The parade, which has been directed by San Francisco’s Chinese Chamber of Commerce since 1958, became an evening event that year, so it wouldn’t compete with the Miss Chinatown USA pageant in the afternoon. In the mid 1970s, it moved from Grant Avenue to wider streets to accommodate the growing crowds. Police estimate 1 million spectators turn out each year.
Gee says that “anywhere behind the barricades along the route is a great place to watch” and recommends arriving early for the best sight lines or purchasing a ticket for bleacher seating toward the end of the 1.3 mile route.
Total viewership since KTVU Channel 2 began televising the parade in 1987 — around the time the flower market and community fairs were added to the festivities — is around 3 million.

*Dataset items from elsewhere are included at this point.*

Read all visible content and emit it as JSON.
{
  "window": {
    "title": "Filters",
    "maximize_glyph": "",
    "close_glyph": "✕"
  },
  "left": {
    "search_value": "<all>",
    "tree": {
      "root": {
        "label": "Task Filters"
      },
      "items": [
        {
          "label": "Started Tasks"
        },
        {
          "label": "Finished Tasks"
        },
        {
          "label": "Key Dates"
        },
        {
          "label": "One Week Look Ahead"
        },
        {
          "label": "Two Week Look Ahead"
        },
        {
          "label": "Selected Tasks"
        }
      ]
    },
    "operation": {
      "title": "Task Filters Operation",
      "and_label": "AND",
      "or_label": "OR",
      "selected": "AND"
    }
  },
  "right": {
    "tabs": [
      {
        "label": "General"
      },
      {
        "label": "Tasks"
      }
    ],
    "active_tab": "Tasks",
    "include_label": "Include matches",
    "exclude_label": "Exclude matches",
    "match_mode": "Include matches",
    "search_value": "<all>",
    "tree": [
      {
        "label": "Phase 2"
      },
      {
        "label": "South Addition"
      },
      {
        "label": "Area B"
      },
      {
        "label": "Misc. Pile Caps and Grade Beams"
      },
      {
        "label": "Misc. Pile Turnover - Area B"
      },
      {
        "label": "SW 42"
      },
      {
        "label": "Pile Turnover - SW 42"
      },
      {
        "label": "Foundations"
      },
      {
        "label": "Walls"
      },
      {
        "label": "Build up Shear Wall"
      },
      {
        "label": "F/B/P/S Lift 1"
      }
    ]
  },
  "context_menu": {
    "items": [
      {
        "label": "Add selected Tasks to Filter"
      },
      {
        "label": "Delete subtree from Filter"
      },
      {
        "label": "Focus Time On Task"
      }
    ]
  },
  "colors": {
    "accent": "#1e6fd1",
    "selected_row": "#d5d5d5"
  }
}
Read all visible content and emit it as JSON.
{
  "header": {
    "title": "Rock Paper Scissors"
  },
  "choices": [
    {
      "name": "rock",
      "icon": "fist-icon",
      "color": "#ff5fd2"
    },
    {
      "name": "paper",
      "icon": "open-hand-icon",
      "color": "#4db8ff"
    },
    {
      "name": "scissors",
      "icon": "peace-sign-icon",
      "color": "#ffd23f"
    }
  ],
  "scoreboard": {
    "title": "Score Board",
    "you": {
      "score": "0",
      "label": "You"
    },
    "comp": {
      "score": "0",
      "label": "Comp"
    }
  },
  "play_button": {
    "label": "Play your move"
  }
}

With a budget of $1 million, the festival and parade rely on corporate contributions (Southwest became the title sponsor 25 years ago and T-Mobile is a presenting sponsor this year), and even more significantly on thousands of people who donate their time to set up and work at the varied events.
“We’re thankful for a lot of volunteer help; we want to continue the tradition,” says Gee.
Another long tradition is that the parade goes on, rain or shine: “We haven’t canceled yet and we don’t plan to this year,” says Gee.
Born in the Year of the Pig: The ancient Chinese New Year is a time of reunion and thanksgiving. Also called Lunar New Year, its festivities begin with the new moon and end 15 days later. According to legend, the Lord Buddha called animals to come to him before he departed earth; 12 came. He named a year after each: Rat, Ox, Tiger, Hare, Dragon, Snake, Horse, Sheep, Monkey, Rooster, Dog and Pig, the last in the Chinese Zodiac. In Chinese astrology, people take on the characteristics of the animal that rules the year of their birth. The Pig is associated with being artistic, refined, intuitive, intelligent and loyal, but also quick-tempered.